The collapse of Glasgow's attempt to sign up care homes for a new deal on residential care for the elderly has left the city council's plans in disarray.
But it will affect other councils too. Glasgow's own report on the plans stated that if the rates it offered were agreed, they would quickly be replicated by other councils. But the rates were not agreed.
The council has tried to portray care home owners as deliberately disrupting the tendering process, by making excessive and unsustainable demands. But more than half of the city's existing care providers said they were unable to provide care at the current price, some demanding up to 48 per cent more.
The council was faced with a crisis, social work chief David Williams warned. It risked running out of nursing care for the city's most vulnerable older people in under six months.

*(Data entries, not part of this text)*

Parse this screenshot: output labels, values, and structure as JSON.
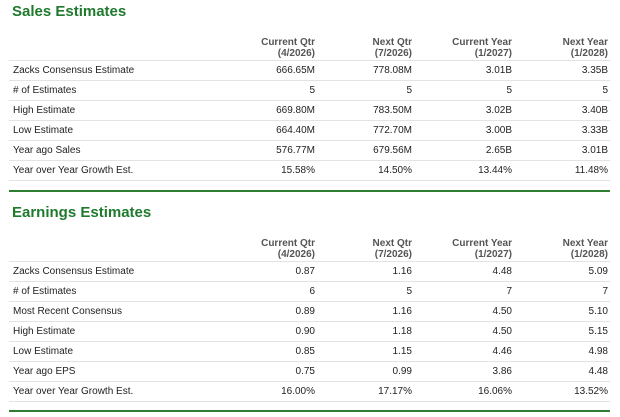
{
  "sales": {
    "title": "Sales Estimates",
    "columns": [
      {
        "name": "Current Qtr",
        "period": "(4/2026)"
      },
      {
        "name": "Next Qtr",
        "period": "(7/2026)"
      },
      {
        "name": "Current Year",
        "period": "(1/2027)"
      },
      {
        "name": "Next Year",
        "period": "(1/2028)"
      }
    ],
    "rows": [
      {
        "label": "Zacks Consensus Estimate",
        "values": [
          "666.65M",
          "778.08M",
          "3.01B",
          "3.35B"
        ]
      },
      {
        "label": "# of Estimates",
        "values": [
          "5",
          "5",
          "5",
          "5"
        ]
      },
      {
        "label": "High Estimate",
        "values": [
          "669.80M",
          "783.50M",
          "3.02B",
          "3.40B"
        ]
      },
      {
        "label": "Low Estimate",
        "values": [
          "664.40M",
          "772.70M",
          "3.00B",
          "3.33B"
        ]
      },
      {
        "label": "Year ago Sales",
        "values": [
          "576.77M",
          "679.56M",
          "2.65B",
          "3.01B"
        ]
      },
      {
        "label": "Year over Year Growth Est.",
        "values": [
          "15.58%",
          "14.50%",
          "13.44%",
          "11.48%"
        ]
      }
    ]
  },
  "earnings": {
    "title": "Earnings Estimates",
    "columns": [
      {
        "name": "Current Qtr",
        "period": "(4/2026)"
      },
      {
        "name": "Next Qtr",
        "period": "(7/2026)"
      },
      {
        "name": "Current Year",
        "period": "(1/2027)"
      },
      {
        "name": "Next Year",
        "period": "(1/2028)"
      }
    ],
    "rows": [
      {
        "label": "Zacks Consensus Estimate",
        "values": [
          "0.87",
          "1.16",
          "4.48",
          "5.09"
        ]
      },
      {
        "label": "# of Estimates",
        "values": [
          "6",
          "5",
          "7",
          "7"
        ]
      },
      {
        "label": "Most Recent Consensus",
        "values": [
          "0.89",
          "1.16",
          "4.50",
          "5.10"
        ]
      },
      {
        "label": "High Estimate",
        "values": [
          "0.90",
          "1.18",
          "4.50",
          "5.15"
        ]
      },
      {
        "label": "Low Estimate",
        "values": [
          "0.85",
          "1.15",
          "4.46",
          "4.98"
        ]
      },
      {
        "label": "Year ago EPS",
        "values": [
          "0.75",
          "0.99",
          "3.86",
          "4.48"
        ]
      },
      {
        "label": "Year over Year Growth Est.",
        "values": [
          "16.00%",
          "17.17%",
          "16.06%",
          "13.52%"
        ]
      }
    ]
  },
  "colors": {
    "title_green": "#1f7a2e",
    "rule_green": "#2e7d32"
  }
}
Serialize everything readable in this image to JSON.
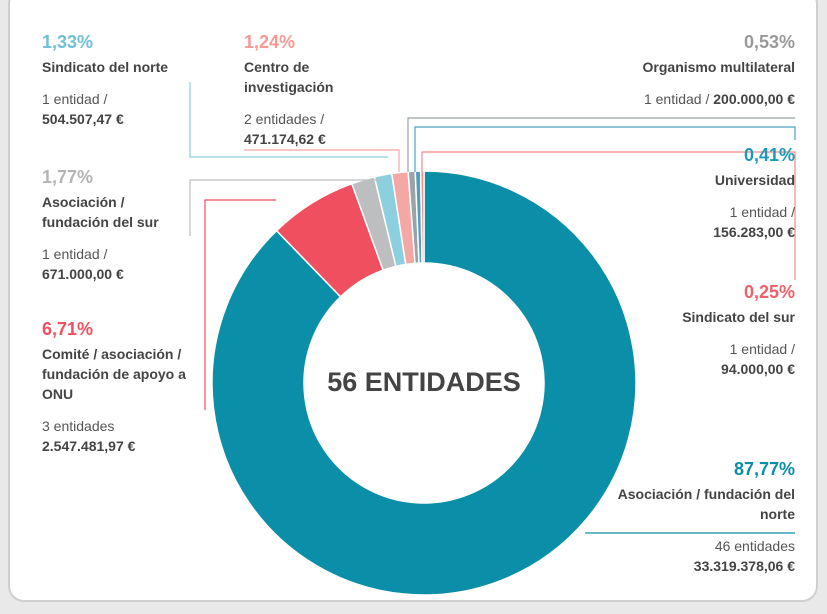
{
  "chart_data": {
    "type": "donut",
    "center_label": "56 ENTIDADES",
    "categories": [
      "Asociación / fundación del norte",
      "Comité / asociación / fundación de apoyo a ONU",
      "Asociación / fundación del sur",
      "Sindicato del norte",
      "Centro de investigación",
      "Organismo multilateral",
      "Universidad",
      "Sindicato del sur"
    ],
    "values": [
      87.77,
      6.71,
      1.77,
      1.33,
      1.24,
      0.53,
      0.41,
      0.25
    ],
    "value_labels": [
      "87,77%",
      "6,71%",
      "1,77%",
      "1,33%",
      "1,24%",
      "0,53%",
      "0,41%",
      "0,25%"
    ],
    "entities": [
      "46 entidades",
      "3 entidades",
      "1 entidad /",
      "1 entidad /",
      "2 entidades /",
      "1 entidad /",
      "1 entidad /",
      "1 entidad /"
    ],
    "amounts": [
      "33.319.378,06 €",
      "2.547.481,97 €",
      "671.000,00 €",
      "504.507,47 €",
      "471.174,62 €",
      "200.000,00 €",
      "156.283,00 €",
      "94.000,00 €"
    ],
    "colors": [
      "#0b8fa8",
      "#ef4f5e",
      "#bcbec0",
      "#8ccfdf",
      "#f4a8a6",
      "#9aa3a8",
      "#4f9fc0",
      "#f08b8b"
    ],
    "label_colors": [
      "#0b8fa8",
      "#ef4f5e",
      "#b5b5b5",
      "#6fc0d8",
      "#f59a94",
      "#999999",
      "#1a9cb8",
      "#f0606a"
    ]
  }
}
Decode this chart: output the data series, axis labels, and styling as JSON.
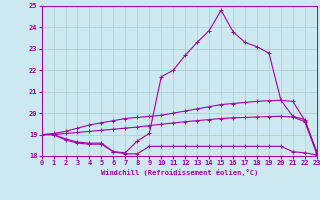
{
  "xlabel": "Windchill (Refroidissement éolien,°C)",
  "background_color": "#cce8f0",
  "line_color": "#aa00aa",
  "grid_color": "#aacccc",
  "x_values": [
    0,
    1,
    2,
    3,
    4,
    5,
    6,
    7,
    8,
    9,
    10,
    11,
    12,
    13,
    14,
    15,
    16,
    17,
    18,
    19,
    20,
    21,
    22,
    23
  ],
  "series_peak": [
    19.0,
    19.0,
    18.8,
    18.65,
    18.6,
    18.6,
    18.2,
    18.15,
    18.7,
    19.05,
    21.7,
    22.0,
    22.7,
    23.3,
    23.85,
    24.8,
    23.8,
    23.3,
    23.1,
    22.8,
    20.6,
    19.85,
    19.7,
    18.15
  ],
  "series_flat": [
    19.0,
    19.0,
    18.75,
    18.6,
    18.55,
    18.55,
    18.2,
    18.1,
    18.1,
    18.45,
    18.45,
    18.45,
    18.45,
    18.45,
    18.45,
    18.45,
    18.45,
    18.45,
    18.45,
    18.45,
    18.45,
    18.2,
    18.15,
    18.05
  ],
  "series_upper": [
    19.0,
    19.05,
    19.15,
    19.3,
    19.45,
    19.55,
    19.65,
    19.75,
    19.8,
    19.85,
    19.9,
    20.0,
    20.1,
    20.2,
    20.3,
    20.4,
    20.45,
    20.5,
    20.55,
    20.58,
    20.6,
    20.55,
    19.65,
    18.2
  ],
  "series_lower": [
    19.0,
    19.0,
    19.05,
    19.1,
    19.15,
    19.2,
    19.25,
    19.3,
    19.35,
    19.42,
    19.48,
    19.54,
    19.6,
    19.65,
    19.7,
    19.75,
    19.78,
    19.8,
    19.82,
    19.84,
    19.85,
    19.82,
    19.6,
    18.1
  ],
  "ylim": [
    18,
    25
  ],
  "xlim": [
    0,
    23
  ],
  "yticks": [
    18,
    19,
    20,
    21,
    22,
    23,
    24,
    25
  ],
  "xticks": [
    0,
    1,
    2,
    3,
    4,
    5,
    6,
    7,
    8,
    9,
    10,
    11,
    12,
    13,
    14,
    15,
    16,
    17,
    18,
    19,
    20,
    21,
    22,
    23
  ]
}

Those suspicious of private provision might accept the council's view that home owners had worked together to thwart efforts to get the best value for council tax payers.
The council also says Scottish Care, which represents care home owners, has exaggerated the cost of its in-house care. Private providers are angry the council spends more on this than it is willing to pay suppliers. The council admits in-house costs more, but disputes the difference is large.
Scottish Care argues Glasgow refused to recognise the true cost of providing care to its most vulnerable citizens and the need to pay care staff fairly for the skilled work they do.
This is not a new debate: Earlier this year a Scottish Government report warned underfunding residential care could lead to firms going bust, cause difficulty in retaining quality staff and a general decrease in the level of services.
Glasgow is now asking for guidance from ministers - who asked for local commissioning of elderly care - and such guidance has been promised by the end of the year. And are cash-strapped councils trying to underfund it? The logic of a tender process is that a public body can get good value through the private and voluntary sector competing against each other to provide the best price, to get the work.
It relies on driving the price down on the basis that one firm will undercut another to gain a competitive advantage. But there were hardly any takers. If you believe in market forces at all, the very fact that mechanism has failed is a sign that Glasgow has got its offer badly wrong.